While Trist was human and her husband a firbolg, the vagaries of magic and genetics in any Dungeons & Dragons-inspired setting mean that a bloodline could very well propagate over time and eventually be found among gnomes like Pike. We have no direct family history for Pike beyond her grandfather Wilhelm, who we see in season 1 of The Legend of Vox Machina, so she could very well trace her heritage all the way back to Trist.
What This Could Mean For Pike In Legend Of Vox Machina Season 4
Pike Is More Powerful Than She Knows
Pike’s relationship with the Everlight in The Legend of Vox Machina has been rocky through the first three seasons.
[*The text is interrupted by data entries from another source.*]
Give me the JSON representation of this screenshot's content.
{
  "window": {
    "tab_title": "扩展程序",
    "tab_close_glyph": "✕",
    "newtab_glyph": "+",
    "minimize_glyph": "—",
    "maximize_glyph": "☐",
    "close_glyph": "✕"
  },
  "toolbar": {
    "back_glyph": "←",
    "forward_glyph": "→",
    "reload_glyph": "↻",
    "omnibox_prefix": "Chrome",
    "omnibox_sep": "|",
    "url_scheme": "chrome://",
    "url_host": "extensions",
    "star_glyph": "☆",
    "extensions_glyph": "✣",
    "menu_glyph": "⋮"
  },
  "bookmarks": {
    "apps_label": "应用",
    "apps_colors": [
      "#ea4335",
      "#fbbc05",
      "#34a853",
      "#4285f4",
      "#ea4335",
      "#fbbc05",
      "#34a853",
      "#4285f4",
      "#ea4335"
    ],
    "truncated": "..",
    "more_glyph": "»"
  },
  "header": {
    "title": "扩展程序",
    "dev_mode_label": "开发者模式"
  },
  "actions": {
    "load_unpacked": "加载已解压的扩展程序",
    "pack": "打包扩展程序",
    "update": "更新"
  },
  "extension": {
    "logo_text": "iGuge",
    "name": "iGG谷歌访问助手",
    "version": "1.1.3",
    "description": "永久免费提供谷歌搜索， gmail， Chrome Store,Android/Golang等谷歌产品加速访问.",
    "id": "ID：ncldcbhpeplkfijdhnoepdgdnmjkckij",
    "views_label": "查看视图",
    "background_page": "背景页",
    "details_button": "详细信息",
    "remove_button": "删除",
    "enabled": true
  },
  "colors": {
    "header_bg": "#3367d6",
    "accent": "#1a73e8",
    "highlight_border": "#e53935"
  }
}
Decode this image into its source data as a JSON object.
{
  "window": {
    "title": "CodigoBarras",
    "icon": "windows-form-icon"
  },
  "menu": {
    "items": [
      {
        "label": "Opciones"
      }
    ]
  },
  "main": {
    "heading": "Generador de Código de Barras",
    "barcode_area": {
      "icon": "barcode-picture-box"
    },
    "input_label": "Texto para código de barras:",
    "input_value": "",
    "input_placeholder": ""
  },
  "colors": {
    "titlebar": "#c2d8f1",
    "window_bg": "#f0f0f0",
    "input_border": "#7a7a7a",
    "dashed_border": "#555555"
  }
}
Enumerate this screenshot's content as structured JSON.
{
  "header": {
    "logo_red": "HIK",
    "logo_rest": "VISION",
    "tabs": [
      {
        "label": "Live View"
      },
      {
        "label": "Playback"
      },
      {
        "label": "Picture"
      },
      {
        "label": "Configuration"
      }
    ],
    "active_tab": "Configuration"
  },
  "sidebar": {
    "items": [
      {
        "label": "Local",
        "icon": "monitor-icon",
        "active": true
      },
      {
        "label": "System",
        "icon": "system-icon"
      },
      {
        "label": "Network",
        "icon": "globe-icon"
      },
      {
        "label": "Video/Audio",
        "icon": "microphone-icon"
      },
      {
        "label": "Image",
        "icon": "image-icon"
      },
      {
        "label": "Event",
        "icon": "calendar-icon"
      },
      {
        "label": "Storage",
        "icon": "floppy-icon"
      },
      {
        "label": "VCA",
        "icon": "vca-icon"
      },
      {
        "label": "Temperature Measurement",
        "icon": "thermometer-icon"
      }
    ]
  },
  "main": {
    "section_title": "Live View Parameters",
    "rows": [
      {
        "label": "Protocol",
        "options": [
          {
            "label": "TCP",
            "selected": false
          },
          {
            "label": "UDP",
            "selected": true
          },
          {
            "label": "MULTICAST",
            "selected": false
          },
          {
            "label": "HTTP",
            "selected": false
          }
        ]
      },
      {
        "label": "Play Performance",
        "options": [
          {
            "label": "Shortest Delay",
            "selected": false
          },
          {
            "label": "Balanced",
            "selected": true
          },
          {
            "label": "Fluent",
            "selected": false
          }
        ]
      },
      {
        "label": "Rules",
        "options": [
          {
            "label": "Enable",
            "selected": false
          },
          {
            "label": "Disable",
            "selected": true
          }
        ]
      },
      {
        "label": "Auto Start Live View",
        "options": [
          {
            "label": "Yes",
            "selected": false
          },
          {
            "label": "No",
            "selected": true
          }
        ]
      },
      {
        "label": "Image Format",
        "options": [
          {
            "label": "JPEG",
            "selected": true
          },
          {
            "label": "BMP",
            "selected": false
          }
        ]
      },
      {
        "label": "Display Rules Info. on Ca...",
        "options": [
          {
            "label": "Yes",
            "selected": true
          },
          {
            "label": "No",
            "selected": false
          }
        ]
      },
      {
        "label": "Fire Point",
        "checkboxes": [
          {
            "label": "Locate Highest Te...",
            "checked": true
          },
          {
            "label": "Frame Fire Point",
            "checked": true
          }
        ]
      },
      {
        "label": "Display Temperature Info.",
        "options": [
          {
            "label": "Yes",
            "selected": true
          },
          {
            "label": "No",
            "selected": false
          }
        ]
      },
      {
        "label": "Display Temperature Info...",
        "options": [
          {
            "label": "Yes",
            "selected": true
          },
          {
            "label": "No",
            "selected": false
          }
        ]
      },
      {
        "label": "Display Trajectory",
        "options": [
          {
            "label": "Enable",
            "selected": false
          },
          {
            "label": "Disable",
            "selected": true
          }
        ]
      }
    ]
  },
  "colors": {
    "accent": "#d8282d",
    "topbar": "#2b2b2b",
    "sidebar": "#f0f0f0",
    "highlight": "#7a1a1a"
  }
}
Her faith has been challenged more than once, and her attempts to get answers from her deity have mostly been met with stern rebukes, and even a temporary loss of her cleric powers. Yet since she is nominally the deity of redemption, compassion, and healing, there must be a reason the Everlight is so strict with Pike, such as needing to push Pike to be worthy of her destiny.
Mortals with divine heritage are usually seen as what Dungeons & Dragons are represented as aasimar, like Ashley’s character Yasha Nydoorin from Critical Role Campaign 2. While aasimar are considered mechanically distinct from gnomes so far as character creation rules go, there’s nothing to say that Pike couldn’t have a similar spark of divinity within herself. This could also explain Zerxus’ desire to tempt Pike to the service of Asmodeus, as the corruption of such divine power would be a mighty prize for the Father of Lies.
With season 4 of The Legend of Vox Machina on the horizon, there’s a lot of time to theorize about just what new twists and turns the story will hold. Hopefully, Pike will find a balance between believing in herself and her faith in the Everlight – and her faith in her friends in The Legend of Vox Machina.